4. Meet with the pastor and music or worship director.
If drama is requested weekly, meet with them weekly; if monthly, then meet with them once a month. In order to have a sketch ready for service, you will need to discuss the following things:
a) The title of the message
b) The key Scripture verses
c) The main points of the sermon or teaching
d) The questlons to be answered within the sermon
e) Any special music
With this information you can begin the process of finding a script that transitions from the music and illustrates the sermon.

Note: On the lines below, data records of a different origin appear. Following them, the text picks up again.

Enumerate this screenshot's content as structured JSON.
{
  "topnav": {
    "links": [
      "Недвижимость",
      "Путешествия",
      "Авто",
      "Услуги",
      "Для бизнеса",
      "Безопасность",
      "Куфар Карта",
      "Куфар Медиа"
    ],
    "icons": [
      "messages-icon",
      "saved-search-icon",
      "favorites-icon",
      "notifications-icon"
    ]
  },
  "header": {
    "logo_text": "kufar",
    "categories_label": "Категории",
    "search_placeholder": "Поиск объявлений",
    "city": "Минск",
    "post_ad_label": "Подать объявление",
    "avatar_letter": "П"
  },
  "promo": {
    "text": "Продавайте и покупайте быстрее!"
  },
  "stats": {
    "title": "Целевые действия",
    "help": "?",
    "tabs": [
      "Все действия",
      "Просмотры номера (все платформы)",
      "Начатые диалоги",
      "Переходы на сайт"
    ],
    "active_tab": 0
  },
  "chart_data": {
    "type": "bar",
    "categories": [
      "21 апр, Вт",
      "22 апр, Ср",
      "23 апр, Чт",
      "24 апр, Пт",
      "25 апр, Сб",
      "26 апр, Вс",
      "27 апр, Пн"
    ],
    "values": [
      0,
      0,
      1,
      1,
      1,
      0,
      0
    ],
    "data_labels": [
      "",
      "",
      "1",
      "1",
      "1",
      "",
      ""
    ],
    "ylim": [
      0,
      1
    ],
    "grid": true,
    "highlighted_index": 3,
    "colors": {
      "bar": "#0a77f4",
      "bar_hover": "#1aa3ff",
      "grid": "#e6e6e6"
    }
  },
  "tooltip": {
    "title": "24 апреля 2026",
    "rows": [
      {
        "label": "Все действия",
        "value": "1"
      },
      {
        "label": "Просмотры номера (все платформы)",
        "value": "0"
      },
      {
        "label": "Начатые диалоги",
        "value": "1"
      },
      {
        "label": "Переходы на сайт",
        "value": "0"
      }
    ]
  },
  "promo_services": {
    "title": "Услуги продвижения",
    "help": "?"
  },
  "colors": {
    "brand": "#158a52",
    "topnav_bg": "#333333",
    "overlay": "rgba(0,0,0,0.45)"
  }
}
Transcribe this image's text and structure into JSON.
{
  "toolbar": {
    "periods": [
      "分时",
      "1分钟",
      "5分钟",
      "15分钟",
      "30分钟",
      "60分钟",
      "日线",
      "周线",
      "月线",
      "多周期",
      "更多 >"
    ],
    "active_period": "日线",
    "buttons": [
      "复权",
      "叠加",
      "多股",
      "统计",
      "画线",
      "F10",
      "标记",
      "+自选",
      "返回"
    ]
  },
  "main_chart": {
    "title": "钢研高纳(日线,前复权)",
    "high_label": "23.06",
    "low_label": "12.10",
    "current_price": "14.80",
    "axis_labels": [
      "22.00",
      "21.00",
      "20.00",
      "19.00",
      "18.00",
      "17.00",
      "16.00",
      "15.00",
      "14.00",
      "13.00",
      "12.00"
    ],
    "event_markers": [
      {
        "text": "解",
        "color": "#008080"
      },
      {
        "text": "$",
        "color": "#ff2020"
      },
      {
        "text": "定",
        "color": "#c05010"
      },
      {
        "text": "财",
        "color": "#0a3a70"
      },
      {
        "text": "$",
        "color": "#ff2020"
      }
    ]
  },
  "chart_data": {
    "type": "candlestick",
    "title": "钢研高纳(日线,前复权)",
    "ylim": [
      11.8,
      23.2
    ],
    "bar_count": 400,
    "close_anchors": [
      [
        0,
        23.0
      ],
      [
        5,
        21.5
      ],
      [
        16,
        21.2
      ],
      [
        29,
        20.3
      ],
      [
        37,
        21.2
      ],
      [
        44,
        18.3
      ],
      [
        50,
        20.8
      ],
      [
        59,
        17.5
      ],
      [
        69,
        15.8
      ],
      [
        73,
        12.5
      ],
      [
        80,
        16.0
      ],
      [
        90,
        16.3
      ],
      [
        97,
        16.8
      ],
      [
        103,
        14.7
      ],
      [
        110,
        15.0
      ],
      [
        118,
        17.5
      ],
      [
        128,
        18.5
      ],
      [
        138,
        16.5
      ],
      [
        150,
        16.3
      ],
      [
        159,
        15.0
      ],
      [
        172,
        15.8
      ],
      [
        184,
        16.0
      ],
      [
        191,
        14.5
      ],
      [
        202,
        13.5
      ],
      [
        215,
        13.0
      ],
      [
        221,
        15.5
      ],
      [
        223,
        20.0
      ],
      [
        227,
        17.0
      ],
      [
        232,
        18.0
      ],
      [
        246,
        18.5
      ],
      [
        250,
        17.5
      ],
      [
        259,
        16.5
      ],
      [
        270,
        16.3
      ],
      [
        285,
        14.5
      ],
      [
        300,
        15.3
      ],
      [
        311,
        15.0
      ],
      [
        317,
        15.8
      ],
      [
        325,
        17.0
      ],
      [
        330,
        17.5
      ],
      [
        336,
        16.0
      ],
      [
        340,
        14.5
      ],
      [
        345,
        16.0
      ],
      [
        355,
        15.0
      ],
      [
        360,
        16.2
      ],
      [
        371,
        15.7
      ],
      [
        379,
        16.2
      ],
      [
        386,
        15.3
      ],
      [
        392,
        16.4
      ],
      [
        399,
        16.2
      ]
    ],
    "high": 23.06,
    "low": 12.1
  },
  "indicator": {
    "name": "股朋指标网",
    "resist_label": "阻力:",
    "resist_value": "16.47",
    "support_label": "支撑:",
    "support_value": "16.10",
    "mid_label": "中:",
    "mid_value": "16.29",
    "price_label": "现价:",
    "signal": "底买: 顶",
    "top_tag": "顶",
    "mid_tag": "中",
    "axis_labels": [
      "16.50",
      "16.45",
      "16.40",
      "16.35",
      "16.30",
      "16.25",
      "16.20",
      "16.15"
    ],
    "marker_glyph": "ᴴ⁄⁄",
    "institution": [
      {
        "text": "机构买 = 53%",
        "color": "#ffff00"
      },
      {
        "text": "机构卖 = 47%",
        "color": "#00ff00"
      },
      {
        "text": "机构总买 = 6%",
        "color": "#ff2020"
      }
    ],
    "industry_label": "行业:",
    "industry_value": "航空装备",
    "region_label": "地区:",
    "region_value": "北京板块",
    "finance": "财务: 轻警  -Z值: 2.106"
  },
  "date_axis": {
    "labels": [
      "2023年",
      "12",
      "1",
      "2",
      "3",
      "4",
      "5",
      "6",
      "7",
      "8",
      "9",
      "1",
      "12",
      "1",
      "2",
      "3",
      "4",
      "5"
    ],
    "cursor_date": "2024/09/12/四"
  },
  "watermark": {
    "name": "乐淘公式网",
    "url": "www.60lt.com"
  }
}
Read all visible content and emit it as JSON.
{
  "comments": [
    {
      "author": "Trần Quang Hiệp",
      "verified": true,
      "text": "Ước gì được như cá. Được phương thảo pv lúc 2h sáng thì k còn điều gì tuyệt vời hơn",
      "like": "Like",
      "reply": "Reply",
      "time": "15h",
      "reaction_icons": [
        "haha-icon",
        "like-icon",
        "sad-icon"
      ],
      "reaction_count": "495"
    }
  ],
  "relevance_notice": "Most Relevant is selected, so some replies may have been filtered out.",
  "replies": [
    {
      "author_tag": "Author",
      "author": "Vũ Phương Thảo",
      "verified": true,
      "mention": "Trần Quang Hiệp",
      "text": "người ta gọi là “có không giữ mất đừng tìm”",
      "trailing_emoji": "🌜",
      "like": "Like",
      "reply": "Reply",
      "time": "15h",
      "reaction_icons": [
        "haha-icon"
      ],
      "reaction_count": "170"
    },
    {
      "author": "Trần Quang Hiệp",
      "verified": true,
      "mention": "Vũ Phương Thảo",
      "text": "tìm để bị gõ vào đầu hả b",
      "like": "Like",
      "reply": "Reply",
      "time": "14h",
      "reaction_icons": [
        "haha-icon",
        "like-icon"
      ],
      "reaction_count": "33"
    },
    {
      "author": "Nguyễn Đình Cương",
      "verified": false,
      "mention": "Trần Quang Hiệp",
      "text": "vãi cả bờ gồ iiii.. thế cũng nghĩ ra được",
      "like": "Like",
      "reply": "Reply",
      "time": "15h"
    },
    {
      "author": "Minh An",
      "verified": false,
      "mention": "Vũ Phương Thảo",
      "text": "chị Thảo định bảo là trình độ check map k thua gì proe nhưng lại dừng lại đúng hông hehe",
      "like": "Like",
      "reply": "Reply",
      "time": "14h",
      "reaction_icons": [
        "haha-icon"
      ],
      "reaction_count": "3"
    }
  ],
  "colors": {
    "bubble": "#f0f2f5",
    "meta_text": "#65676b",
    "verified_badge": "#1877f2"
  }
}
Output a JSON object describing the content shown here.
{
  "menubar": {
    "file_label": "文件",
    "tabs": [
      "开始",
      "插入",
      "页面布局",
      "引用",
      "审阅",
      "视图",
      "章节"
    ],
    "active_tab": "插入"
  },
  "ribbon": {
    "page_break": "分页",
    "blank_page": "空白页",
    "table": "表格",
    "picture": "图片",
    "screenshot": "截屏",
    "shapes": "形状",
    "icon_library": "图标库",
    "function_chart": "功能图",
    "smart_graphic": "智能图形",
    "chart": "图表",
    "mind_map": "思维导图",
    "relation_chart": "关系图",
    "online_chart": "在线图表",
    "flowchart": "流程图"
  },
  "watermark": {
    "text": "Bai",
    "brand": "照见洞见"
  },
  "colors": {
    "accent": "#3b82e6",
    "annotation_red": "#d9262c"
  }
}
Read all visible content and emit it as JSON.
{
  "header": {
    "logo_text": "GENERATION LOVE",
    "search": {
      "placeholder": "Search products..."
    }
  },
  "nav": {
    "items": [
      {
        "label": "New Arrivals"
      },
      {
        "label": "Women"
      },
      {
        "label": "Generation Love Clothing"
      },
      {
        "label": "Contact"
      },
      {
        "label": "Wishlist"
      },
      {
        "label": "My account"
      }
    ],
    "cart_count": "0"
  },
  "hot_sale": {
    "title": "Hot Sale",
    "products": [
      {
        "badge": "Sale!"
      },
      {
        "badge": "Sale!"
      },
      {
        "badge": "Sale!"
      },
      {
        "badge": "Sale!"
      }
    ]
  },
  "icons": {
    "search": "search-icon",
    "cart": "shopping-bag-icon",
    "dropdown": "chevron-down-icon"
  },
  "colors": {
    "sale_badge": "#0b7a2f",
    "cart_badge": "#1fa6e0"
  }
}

5. Recruit, recruit, recruit
As soon as you do the first piece, people will approach you. They will reminisce about the play they did back in high school or mention how their friends always say they should be onstage. Be sure to get their phone numbers before you finish the conversation.
6. Train your actors
Offer acting classes to your new recruits. Check with a nearby college and see if a student would lead a beginners' series. Or call a local theater and ask if there is an actor who would give a master class. Use the exercises and articles on the Drama Ministry web site. You should also try and get your folks together at least once a month for some type of project - taking a class, reading a play together or just having fun!
7. Don't reinvent the wheel
Writing and rehearsing a sketch per week takes more than 20 hours. And that doesn't count meeting with the pastor or recruiting actors and maintaining the ministry. Don't put on extra pressure by trying to do everything yourself. Use the sketches from your Drama Ministry subscription service or from sketch books. Read plays. To teach acting classes, get some recommended books. Keep yourself connected to good resources and make sure you have prayer support.
8. Just do it!
The key to building a drama ministry is to begin. Start with a piece for a big event such as Easter or Christmas. Share your enthusiasm with your pastor and worship leader. Even though it seems like you need huge resources to start, if you do one sketch in one service this year, people will come and begin to build the ministry with you.